Quelle est l’actualité de The Blockchain Group ?

La majorité de nos clients, disons 90% d’entre eux, sont des grands groupes. Aujourd’hui toutes les grandes sociétés ont des projets blockchain, que ce soit à l’étape de pilote ou en phase d’industrialisation. Notre rôle est de développer ces briques technologiques. Parmi nos clients nous comptons EDF, PSA, Air France. Ce sont des grands comptes avec qui nous avons des projets sur des thèmes divers et variés, comme la fintech, ou encore la Supply Chain. Nous avons également quelques clients qui sont des startups, plutôt des fintechs comme Unbank.

 

La blockchain aujourd’hui : sommes nous bien aux prémisses d’une révolution ?

Déjà il faut bien faire la différence entre la blockchain et les cryptomonnaies. Pour certains, dès qu’on dit blockchain, ils pensent bitcoins. Et c’est totalement faux. La blockchain, ce sont des technologies, alors que les cryptomonnaies utilisent des protocoles blockchain. Cette dernière vit très bien sans les cryptos, alors que l’inverse ne se vérifie pas : les cryptomonnaies dépendent de la blockchain.

Et d’autre part, tout le monde est unanime sur ce point : avec la blockchain nous sommes à l’aube d’une révolution, similaire à celle du e-commerce à ses débuts dans les années 2000. La blockchain simplifie et accélère les process, que ce soit dans la supply chain, la certification ou les échanges financiers. C’est un marché qui n’est pas encore mature car les technologies sont nouvelles, mais nous n’en sommes pas loin. On pense que 2020 sera l’année de la maturité pour la blockchain. Il faut savoir que l’avancée de la blockchain va plus vite que celles d’internet et de l’e-commerce en leurs temps.

 

Quel projet blockchain vous a le plus marqué récemment ?

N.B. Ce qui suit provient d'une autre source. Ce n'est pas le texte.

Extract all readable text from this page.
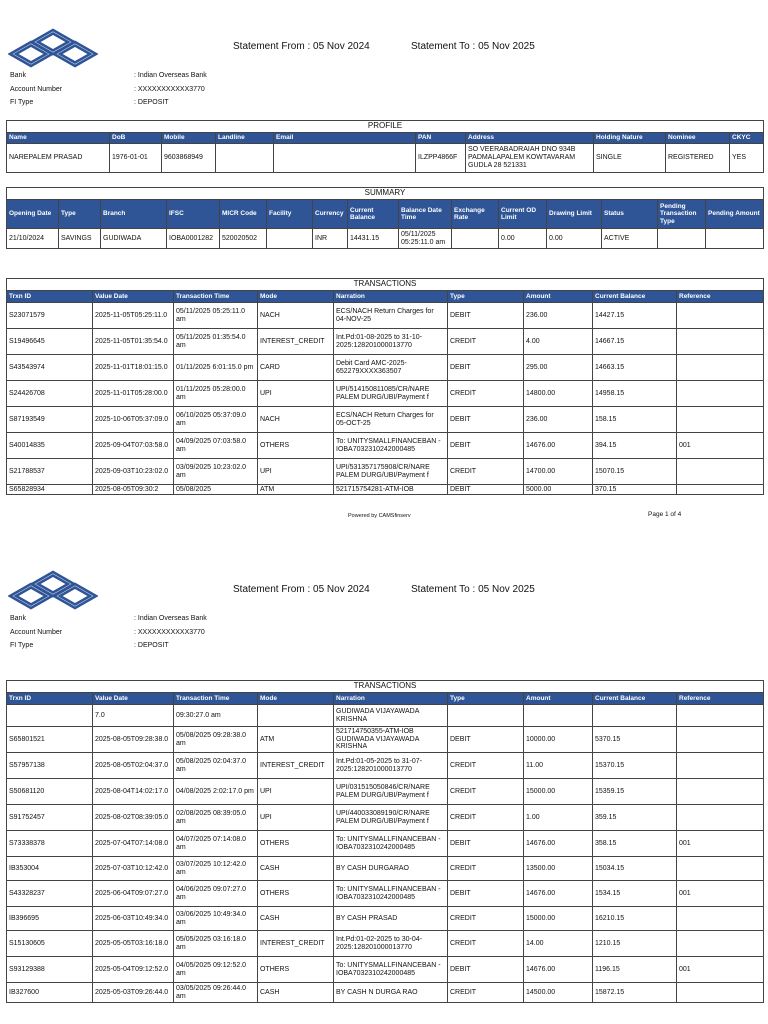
Statement From : 05 Nov 2024	Statement To : 05 Nov 2025
Bank	: Indian Overseas Bank
Account Number	: XXXXXXXXXXX3770
FI Type	: DEPOSIT
PROFILE									
Name	DoB	Mobile	Landline	Email	PAN	Address	Holding Nature	Nominee	CKYC
NAREPALEM PRASAD	1976-01-01	9603868949			ILZPP4866F	SO VEERABADRAIAH DNO 934B PADMALAPALEM KOWTAVARAM GUDLA 28 521331	SINGLE	REGISTERED	YES
SUMMARY														
Opening Date	Type	Branch	IFSC	MICR Code	Facility	Currency	Current Balance	Balance Date Time	Exchange Rate	Current OD Limit	Drawing Limit	Status	Pending Transaction Type	Pending Amount
21/10/2024	SAVINGS	GUDIWADA	IOBA0001282	520020502		INR	14431.15	05/11/2025 05:25:11.0 am		0.00	0.00	ACTIVE		
TRANSACTIONS								
Trxn ID	Value Date	Transaction Time	Mode	Narration	Type	Amount	Current Balance	Reference
S23071579	2025-11-05T05:25:11.0	05/11/2025 05:25:11.0 am	NACH	ECS/NACH Return Charges for 04-NOV-25	DEBIT	236.00	14427.15	
S19496645	2025-11-05T01:35:54.0	05/11/2025 01:35:54.0 am	INTEREST_CREDIT	Int.Pd:01-08-2025 to 31-10-2025:128201000013770	CREDIT	4.00	14667.15	
S43543974	2025-11-01T18:01:15.0	01/11/2025 6:01:15.0 pm	CARD	Debit Card AMC-2025-652279XXXX363507	DEBIT	295.00	14663.15	
S24426708	2025-11-01T05:28:00.0	01/11/2025 05:28:00.0 am	UPI	UPI/514150811085/CR/NARE PALEM DURG/UBI/Payment f	CREDIT	14800.00	14958.15	
S87193549	2025-10-06T05:37:09.0	06/10/2025 05:37:09.0 am	NACH	ECS/NACH Return Charges for 05-OCT-25	DEBIT	236.00	158.15	
S40014835	2025-09-04T07:03:58.0	04/09/2025 07:03:58.0 am	OTHERS	To: UNITYSMALLFINANCEBAN - IOBA7032310242000485	DEBIT	14676.00	394.15	001
S21788537	2025-09-03T10:23:02.0	03/09/2025 10:23:02.0 am	UPI	UPI/531357175908/CR/NARE PALEM DURG/UBI/Payment f	CREDIT	14700.00	15070.15	
S65828934	2025-08-05T09:30:2	05/08/2025	ATM	521715754281-ATM-IOB	DEBIT	5000.00	370.15	
Powered by CAMSfinserv	Page 1 of 4
Statement From : 05 Nov 2024	Statement To : 05 Nov 2025
Bank	: Indian Overseas Bank
Account Number	: XXXXXXXXXXX3770
FI Type	: DEPOSIT
TRANSACTIONS								
Trxn ID	Value Date	Transaction Time	Mode	Narration	Type	Amount	Current Balance	Reference
	7.0	09:30:27.0 am		GUDIWADA VIJAYAWADA KRISHNA				
S65801521	2025-08-05T09:28:38.0	05/08/2025 09:28:38.0 am	ATM	521714750355-ATM-IOB GUDIWADA VIJAYAWADA KRISHNA	DEBIT	10000.00	5370.15	
S57957138	2025-08-05T02:04:37.0	05/08/2025 02:04:37.0 am	INTEREST_CREDIT	Int.Pd:01-05-2025 to 31-07-2025:128201000013770	CREDIT	11.00	15370.15	
S50681120	2025-08-04T14:02:17.0	04/08/2025 2:02:17.0 pm	UPI	UPI/031515050846/CR/NARE PALEM DURG/UBI/Payment f	CREDIT	15000.00	15359.15	
S91752457	2025-08-02T08:39:05.0	02/08/2025 08:39:05.0 am	UPI	UPI/440033089190/CR/NARE PALEM DURG/UBI/Payment f	CREDIT	1.00	359.15	
S73338378	2025-07-04T07:14:08.0	04/07/2025 07:14:08.0 am	OTHERS	To: UNITYSMALLFINANCEBAN - IOBA7032310242000485	DEBIT	14676.00	358.15	001
IB353004	2025-07-03T10:12:42.0	03/07/2025 10:12:42.0 am	CASH	BY CASH DURGARAO	CREDIT	13500.00	15034.15	
S43328237	2025-06-04T09:07:27.0	04/06/2025 09:07:27.0 am	OTHERS	To: UNITYSMALLFINANCEBAN - IOBA7032310242000485	DEBIT	14676.00	1534.15	001
IB396695	2025-06-03T10:49:34.0	03/06/2025 10:49:34.0 am	CASH	BY CASH PRASAD	CREDIT	15000.00	16210.15	
S15130605	2025-05-05T03:16:18.0	05/05/2025 03:16:18.0 am	INTEREST_CREDIT	Int.Pd:01-02-2025 to 30-04-2025:128201000013770	CREDIT	14.00	1210.15	
S93129388	2025-05-04T09:12:52.0	04/05/2025 09:12:52.0 am	OTHERS	To: UNITYSMALLFINANCEBAN - IOBA7032310242000485	DEBIT	14676.00	1196.15	001
IB327600	2025-05-03T09:26:44.0	03/05/2025 09:26:44.0 am	CASH	BY CASH N DURGA RAO	CREDIT	14500.00	15872.15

Nous venons de sortir le passeport numérique du véhicule, un projet pour le consortium PSA, Covea, Mobivia, Crédut Agricole, Matmut et Inter Mutuelles Assistance. Ça ne parle pas de cryptomonnaie. Il s’agit d’un passeport, équivalent à un token, pour chaque véhicule, dans lequel différents acteurs : assureurs, centres d’entretien etc., vont pouvoir écrire et tracer la vie d’un véhicule. Ce qui nous intéresse vraiment, ce sont les technologies. Aujourd’hui si vous achetez un véhicule d’occasion, vous n’avez aucune certitude sur le kilométrage, le nombre d’accidents et d’autres choses encore. Ce passeport numérique permet d’obtenir une traçabilité précise de tous les événements liés à la vie du véhicule. La blockchain est un outil qui permet de certifier les données. Ces technologies nous font faire un bond spectaculaire.

 

Et la France dans tout ça ? Elle semble être de plus en plus reconnue pour son savoir faire ?

C’est une question très intéressante car aujourd’hui en France il y a deux acteurs sérieux qui font de la technologie blockchain : il y a nous, et ConsenSys. C’est une entreprise américaine mais ils sont présents en France, et ils sont très sérieux. Il y a un vrai dynamisme mais le problème que nous rencontrons, c’est que les annonces du gouvernement français sont très orientées cryptomonnaie. Aujourd’hui, la place technologique concernant la blockchain dans le monde est tenue par les américains et les chinois, qui, on le sait, ont des moyens financiers bien plus importants que nous. Et si on regarde ce qu’il se passe en France, nous avons finalement peu de concurrents. Nous sommes une petite entreprise, mais nous travaillons avec les plus grands, et cela nous permet de créer des projets incroyables. Je pense qu’en France, nous avons les bonnes écoles pour former les futurs ingénieurs blockchain. Nous avons toutes les chances de notre côté sur ce point. Et nous avons d’ailleurs ouvert un plateau à Saclay pour accueillir ces nouveaux ingénieurs et les recruter dès qu’ils sortent de l’école.